Users are likely to wish to accelerate functions at a coarser level than the single VSIPL++ function level, to avoid the repeated initialisation and data transfer costs that come with the chaining of calls to VSIPL++ functions.
A nice feature is that Vforce processing objects catch exceptions coming from the hardware and invoke the software version, so that application code doesn’t need to catch hardware errors.
To add support for more platforms, developers need an RTRM that will run on their RC’s operating system (there are POSIX and MCOE versions at present). They will also need a new hardware DLSO for ther API that communicates with the FPGA-based element of the platform. A library of kernel bitstreams must also be produced for that specific platform.
The authors acknowledge two limitations of Vforce. One is that the overhead of Vforce adds to the computation time.

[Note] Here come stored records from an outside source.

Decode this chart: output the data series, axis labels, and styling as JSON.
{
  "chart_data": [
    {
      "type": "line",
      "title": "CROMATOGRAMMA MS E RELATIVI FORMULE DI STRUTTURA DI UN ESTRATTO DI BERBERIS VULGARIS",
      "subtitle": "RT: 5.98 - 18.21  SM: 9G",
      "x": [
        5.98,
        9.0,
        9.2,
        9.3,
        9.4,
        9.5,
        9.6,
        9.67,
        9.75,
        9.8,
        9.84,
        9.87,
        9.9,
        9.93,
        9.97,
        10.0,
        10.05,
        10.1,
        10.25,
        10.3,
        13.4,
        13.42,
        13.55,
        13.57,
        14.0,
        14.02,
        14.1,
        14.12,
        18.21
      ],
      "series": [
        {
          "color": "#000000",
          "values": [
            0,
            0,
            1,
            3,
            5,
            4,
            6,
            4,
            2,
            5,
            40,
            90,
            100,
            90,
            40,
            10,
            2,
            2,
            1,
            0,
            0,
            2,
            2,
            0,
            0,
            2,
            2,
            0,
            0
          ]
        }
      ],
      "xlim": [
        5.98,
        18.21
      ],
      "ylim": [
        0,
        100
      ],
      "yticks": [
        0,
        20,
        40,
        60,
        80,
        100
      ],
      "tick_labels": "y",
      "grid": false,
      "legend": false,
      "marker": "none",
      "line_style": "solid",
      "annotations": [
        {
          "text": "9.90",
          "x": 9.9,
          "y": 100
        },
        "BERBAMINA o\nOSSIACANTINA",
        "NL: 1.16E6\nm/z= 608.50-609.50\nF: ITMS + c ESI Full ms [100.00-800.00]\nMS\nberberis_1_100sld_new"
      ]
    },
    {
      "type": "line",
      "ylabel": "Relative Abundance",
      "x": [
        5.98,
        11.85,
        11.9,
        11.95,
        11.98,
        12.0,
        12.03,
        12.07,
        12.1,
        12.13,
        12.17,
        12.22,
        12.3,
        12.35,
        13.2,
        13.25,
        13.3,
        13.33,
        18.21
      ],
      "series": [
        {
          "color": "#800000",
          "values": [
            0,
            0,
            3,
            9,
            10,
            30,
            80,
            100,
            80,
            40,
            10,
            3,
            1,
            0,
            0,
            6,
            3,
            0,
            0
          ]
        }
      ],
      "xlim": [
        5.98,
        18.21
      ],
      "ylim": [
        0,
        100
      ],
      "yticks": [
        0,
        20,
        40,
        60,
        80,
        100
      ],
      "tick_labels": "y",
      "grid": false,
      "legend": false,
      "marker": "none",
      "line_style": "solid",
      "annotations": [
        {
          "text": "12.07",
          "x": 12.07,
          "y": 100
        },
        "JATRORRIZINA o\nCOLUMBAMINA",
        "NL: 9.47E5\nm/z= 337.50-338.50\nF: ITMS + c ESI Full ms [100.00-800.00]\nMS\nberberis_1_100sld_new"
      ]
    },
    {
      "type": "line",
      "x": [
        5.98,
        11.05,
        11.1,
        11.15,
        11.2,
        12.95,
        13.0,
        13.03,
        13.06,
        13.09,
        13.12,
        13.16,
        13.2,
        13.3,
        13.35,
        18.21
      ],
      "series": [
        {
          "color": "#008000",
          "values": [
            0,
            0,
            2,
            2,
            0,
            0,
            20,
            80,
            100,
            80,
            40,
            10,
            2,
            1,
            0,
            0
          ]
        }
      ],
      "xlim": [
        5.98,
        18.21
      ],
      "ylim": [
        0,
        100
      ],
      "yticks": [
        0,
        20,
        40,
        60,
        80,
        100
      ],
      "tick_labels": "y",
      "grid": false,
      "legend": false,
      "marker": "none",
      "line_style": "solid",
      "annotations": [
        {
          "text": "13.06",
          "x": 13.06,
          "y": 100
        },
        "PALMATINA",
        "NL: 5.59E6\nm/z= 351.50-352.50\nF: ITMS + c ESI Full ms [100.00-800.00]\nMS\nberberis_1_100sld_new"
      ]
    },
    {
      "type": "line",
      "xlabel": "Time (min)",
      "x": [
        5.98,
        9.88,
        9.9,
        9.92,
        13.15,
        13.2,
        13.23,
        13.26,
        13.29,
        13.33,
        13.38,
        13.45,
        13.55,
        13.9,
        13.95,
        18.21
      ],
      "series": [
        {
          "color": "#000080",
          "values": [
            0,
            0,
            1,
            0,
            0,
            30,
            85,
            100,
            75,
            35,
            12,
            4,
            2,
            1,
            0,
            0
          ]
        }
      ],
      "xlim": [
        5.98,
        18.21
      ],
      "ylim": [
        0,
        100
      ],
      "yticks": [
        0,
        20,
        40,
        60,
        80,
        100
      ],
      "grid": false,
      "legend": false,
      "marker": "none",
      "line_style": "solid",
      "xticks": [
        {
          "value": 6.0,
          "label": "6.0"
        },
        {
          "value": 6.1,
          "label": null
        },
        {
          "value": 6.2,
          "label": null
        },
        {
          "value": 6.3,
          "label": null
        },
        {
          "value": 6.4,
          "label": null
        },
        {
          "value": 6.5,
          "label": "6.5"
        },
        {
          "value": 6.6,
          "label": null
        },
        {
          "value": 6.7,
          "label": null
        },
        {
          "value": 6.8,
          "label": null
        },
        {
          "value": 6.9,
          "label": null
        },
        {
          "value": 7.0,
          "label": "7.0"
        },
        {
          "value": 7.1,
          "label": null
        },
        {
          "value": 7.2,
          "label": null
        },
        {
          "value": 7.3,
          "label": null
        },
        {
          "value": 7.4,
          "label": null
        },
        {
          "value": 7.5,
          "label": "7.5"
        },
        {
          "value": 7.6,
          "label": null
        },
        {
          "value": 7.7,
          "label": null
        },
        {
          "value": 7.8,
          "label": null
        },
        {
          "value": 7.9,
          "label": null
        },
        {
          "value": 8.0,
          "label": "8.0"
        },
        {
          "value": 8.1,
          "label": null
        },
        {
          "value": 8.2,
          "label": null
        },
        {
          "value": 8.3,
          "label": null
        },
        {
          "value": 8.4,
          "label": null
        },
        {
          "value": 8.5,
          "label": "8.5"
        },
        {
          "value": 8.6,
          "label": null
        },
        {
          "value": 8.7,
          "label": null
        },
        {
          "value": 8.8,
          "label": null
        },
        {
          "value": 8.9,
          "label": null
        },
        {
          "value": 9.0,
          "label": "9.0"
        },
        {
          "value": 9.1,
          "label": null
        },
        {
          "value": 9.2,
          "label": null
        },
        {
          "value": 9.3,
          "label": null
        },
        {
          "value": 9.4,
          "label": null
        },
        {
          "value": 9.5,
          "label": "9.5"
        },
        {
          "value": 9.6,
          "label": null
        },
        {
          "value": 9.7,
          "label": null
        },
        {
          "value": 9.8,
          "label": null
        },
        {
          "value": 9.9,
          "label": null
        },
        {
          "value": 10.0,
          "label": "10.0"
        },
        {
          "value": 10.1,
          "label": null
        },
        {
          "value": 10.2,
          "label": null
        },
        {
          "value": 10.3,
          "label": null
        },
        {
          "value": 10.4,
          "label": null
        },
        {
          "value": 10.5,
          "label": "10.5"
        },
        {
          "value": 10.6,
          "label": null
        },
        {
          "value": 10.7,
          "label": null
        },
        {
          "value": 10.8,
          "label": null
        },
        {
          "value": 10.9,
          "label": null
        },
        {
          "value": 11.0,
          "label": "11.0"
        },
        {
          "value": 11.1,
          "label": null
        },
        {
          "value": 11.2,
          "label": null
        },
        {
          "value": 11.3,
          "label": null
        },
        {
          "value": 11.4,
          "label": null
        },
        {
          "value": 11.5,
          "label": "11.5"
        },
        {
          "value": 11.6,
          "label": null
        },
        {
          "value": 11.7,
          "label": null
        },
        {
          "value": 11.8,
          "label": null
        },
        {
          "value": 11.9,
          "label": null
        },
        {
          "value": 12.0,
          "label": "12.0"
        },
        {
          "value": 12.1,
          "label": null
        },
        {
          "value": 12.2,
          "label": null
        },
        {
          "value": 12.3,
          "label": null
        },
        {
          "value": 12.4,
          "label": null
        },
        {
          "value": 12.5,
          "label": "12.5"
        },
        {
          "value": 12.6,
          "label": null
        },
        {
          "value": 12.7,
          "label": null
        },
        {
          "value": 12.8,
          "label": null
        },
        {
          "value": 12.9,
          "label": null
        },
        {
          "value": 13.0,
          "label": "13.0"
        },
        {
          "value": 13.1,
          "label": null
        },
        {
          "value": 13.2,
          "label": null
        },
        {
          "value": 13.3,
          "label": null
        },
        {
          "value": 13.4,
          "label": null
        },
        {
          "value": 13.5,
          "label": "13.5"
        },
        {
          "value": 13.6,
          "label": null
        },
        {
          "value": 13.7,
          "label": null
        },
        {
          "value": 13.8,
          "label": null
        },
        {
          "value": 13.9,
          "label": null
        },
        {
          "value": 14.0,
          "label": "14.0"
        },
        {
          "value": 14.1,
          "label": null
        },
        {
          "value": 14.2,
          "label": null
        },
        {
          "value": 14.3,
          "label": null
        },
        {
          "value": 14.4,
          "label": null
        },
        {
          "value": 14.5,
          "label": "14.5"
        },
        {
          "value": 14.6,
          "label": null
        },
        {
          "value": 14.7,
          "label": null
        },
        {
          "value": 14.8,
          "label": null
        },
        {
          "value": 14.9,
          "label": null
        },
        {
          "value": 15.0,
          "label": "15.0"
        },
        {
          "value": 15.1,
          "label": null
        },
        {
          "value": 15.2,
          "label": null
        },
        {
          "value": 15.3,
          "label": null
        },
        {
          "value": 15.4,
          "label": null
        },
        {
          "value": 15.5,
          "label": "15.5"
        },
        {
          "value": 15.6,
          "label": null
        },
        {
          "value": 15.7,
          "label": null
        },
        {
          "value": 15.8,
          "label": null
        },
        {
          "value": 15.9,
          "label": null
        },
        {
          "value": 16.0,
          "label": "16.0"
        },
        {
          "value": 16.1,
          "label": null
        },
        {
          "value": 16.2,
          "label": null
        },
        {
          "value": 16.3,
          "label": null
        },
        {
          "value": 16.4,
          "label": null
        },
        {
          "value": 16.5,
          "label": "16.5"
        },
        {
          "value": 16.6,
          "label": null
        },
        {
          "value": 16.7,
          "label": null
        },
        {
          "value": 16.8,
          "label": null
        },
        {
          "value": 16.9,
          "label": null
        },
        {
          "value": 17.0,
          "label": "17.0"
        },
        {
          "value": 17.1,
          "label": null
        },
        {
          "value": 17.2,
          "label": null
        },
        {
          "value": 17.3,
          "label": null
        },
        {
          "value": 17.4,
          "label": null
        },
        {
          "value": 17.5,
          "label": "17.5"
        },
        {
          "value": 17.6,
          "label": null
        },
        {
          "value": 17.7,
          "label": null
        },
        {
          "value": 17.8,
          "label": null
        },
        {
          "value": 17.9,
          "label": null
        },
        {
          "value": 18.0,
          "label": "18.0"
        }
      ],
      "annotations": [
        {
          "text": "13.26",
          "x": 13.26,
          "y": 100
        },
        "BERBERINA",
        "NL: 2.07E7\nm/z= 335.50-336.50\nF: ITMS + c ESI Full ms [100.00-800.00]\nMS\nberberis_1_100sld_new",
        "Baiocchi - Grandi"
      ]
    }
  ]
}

However this overhead is neglible in comparison to a bitstream load, and Vforce can in many cases avoid unnecessary bitstream loads. The second limitation is the reliance on a pre-built library of hardware implementations and processing objects.

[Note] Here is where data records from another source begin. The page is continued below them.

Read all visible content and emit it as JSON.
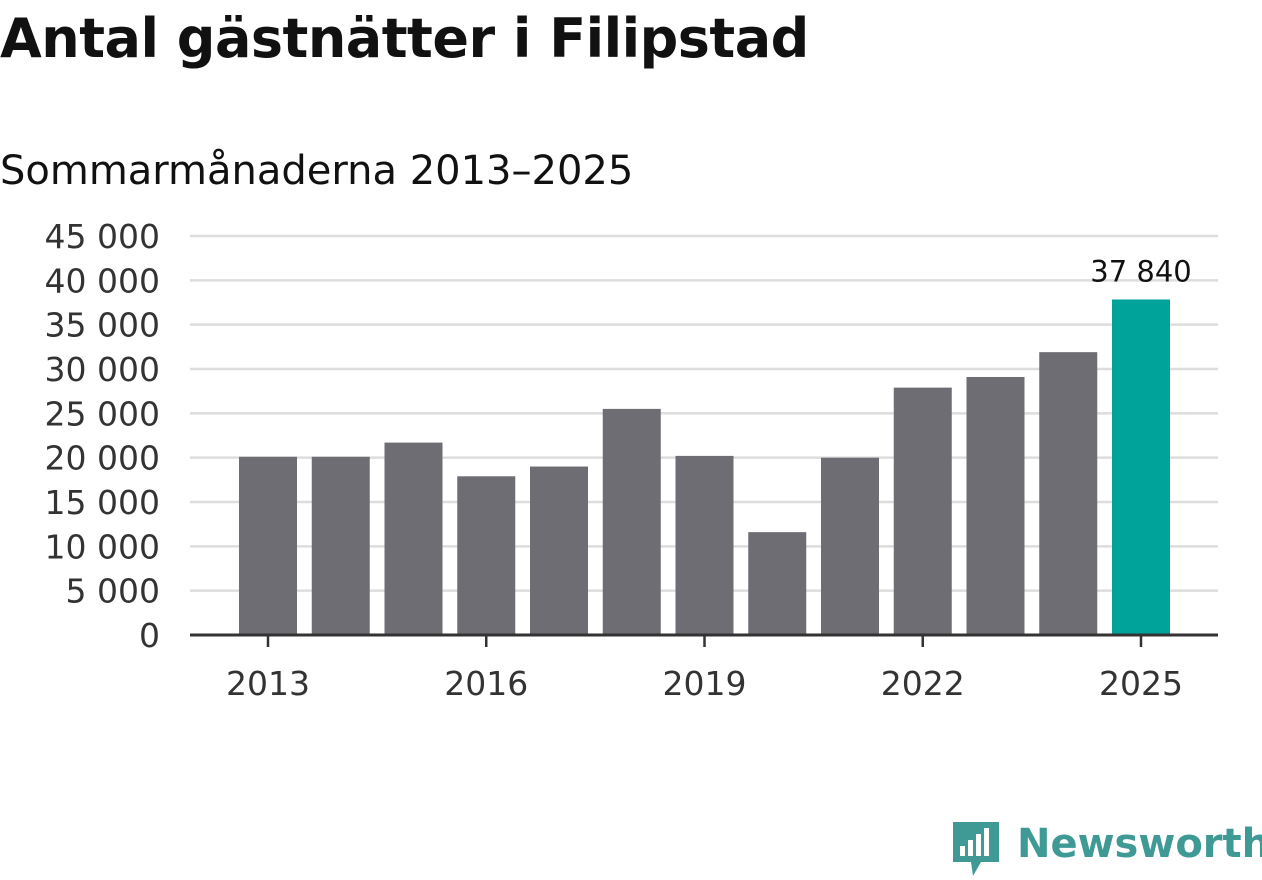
{
  "title": "Antal gästnätter i Filipstad",
  "subtitle": "Sommarmånaderna 2013–2025",
  "brand": {
    "name": "Newsworthy",
    "icon": "newsworthy-logo-icon",
    "color": "#3f9a96"
  },
  "colors": {
    "bar": "#6e6d73",
    "highlight": "#00a39a",
    "grid": "#dddddd",
    "axis": "#333333"
  },
  "chart_data": {
    "type": "bar",
    "categories": [
      "2013",
      "2014",
      "2015",
      "2016",
      "2017",
      "2018",
      "2019",
      "2020",
      "2021",
      "2022",
      "2023",
      "2024",
      "2025"
    ],
    "values": [
      20100,
      20100,
      21700,
      17900,
      19000,
      25500,
      20200,
      11600,
      20000,
      27900,
      29100,
      31900,
      37840
    ],
    "highlight_index": 12,
    "data_labels": [
      {
        "index": 12,
        "text": "37 840"
      }
    ],
    "ylim": [
      0,
      45000
    ],
    "y_ticks": [
      0,
      5000,
      10000,
      15000,
      20000,
      25000,
      30000,
      35000,
      40000,
      45000
    ],
    "y_tick_labels": [
      "0",
      "5 000",
      "10 000",
      "15 000",
      "20 000",
      "25 000",
      "30 000",
      "35 000",
      "40 000",
      "45 000"
    ],
    "x_tick_labels": [
      "2013",
      "2016",
      "2019",
      "2022",
      "2025"
    ],
    "grid": true,
    "legend": "none",
    "xlabel": "",
    "ylabel": ""
  }
}
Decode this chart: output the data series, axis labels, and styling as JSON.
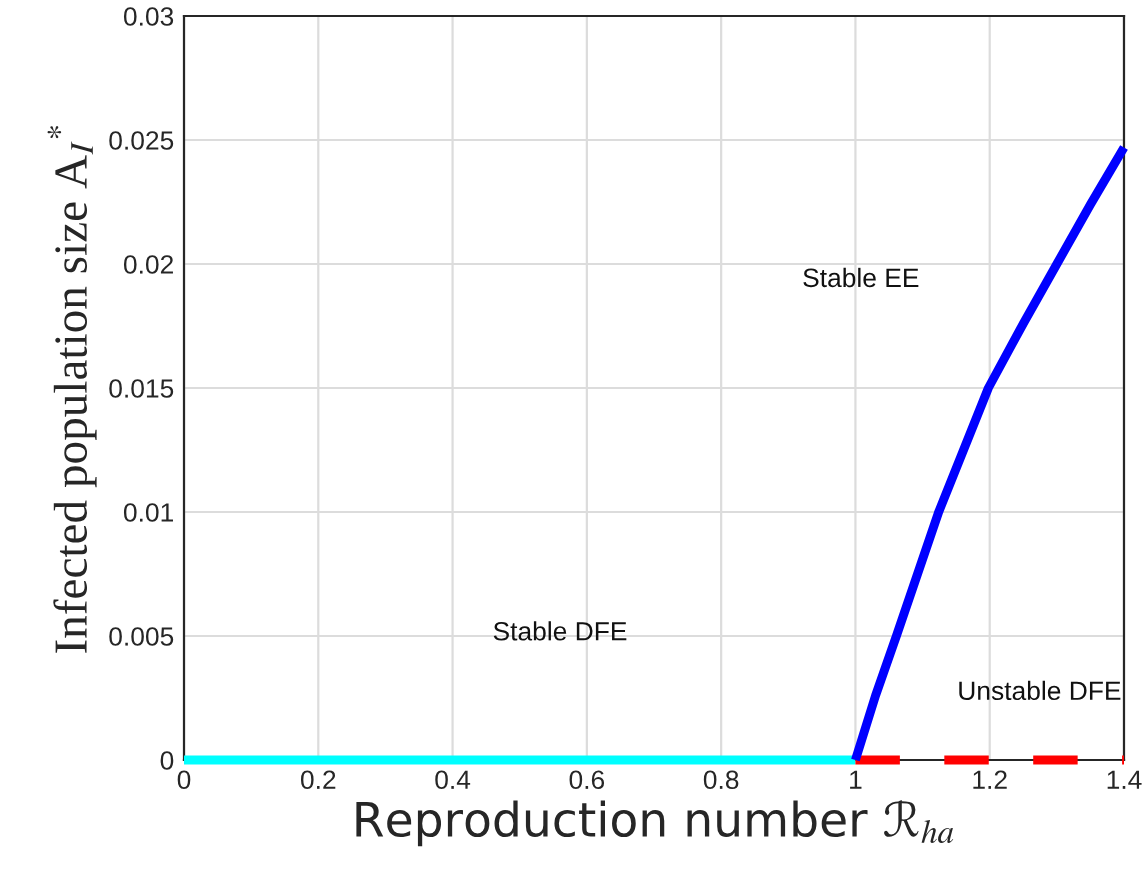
{
  "chart_data": {
    "type": "line",
    "xlabel": "Reproduction number ℛ$_{ha}$",
    "ylabel": "Infected population size A$_{I}$$^{*}$",
    "xlim": [
      0,
      1.4
    ],
    "xticks": [
      0,
      0.2,
      0.4,
      0.6,
      0.8,
      1,
      1.2,
      1.4
    ],
    "ylim": [
      0,
      0.03
    ],
    "yticks": [
      0,
      0.005,
      0.01,
      0.015,
      0.02,
      0.025,
      0.03
    ],
    "grid": true,
    "series": [
      {
        "color": "#00ffff",
        "line_style": "solid",
        "x": [
          0,
          1
        ],
        "values": [
          0,
          0
        ]
      },
      {
        "color": "#ff0000",
        "line_style": "dashed",
        "x": [
          1,
          1.4
        ],
        "values": [
          0,
          0
        ]
      },
      {
        "color": "#0000ff",
        "line_style": "solid",
        "x": [
          1,
          1.03,
          1.061,
          1.124,
          1.198,
          1.25,
          1.3,
          1.35,
          1.4
        ],
        "values": [
          0,
          0.0026,
          0.005,
          0.01,
          0.015,
          0.0176,
          0.02,
          0.0224,
          0.0247
        ]
      }
    ],
    "annotations": [
      "Stable EE",
      "Stable DFE",
      "Unstable DFE"
    ]
  }
}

In the paper are two example applications. One is a 1D FFT implemented on a Cray XD1. The other is an adaptive beamforming application implemented on a Mercury 6U VME system.
The FFT implementation was limited by data transfer times and communication latencies, and did not outperform the software (for both the native Cray API and Vforce). The results indicated that Vforce adds very little overhead compared to the native API, while providing ease of programming.
The beamforming application, where computation was partitioned between the host microprocessor and the FPGA compute node showed speedup of between 2× and 200×, depending on the configurations of the application. Hardware processing time was again dominated by data transfer.
The authors stated they were implementing the same beamforming application on the Cray XD1 to illustrate portability. The authors also intend to tackle a wider range of RC platforms and applications, and to port existing VSIPL++ applications to Vforce.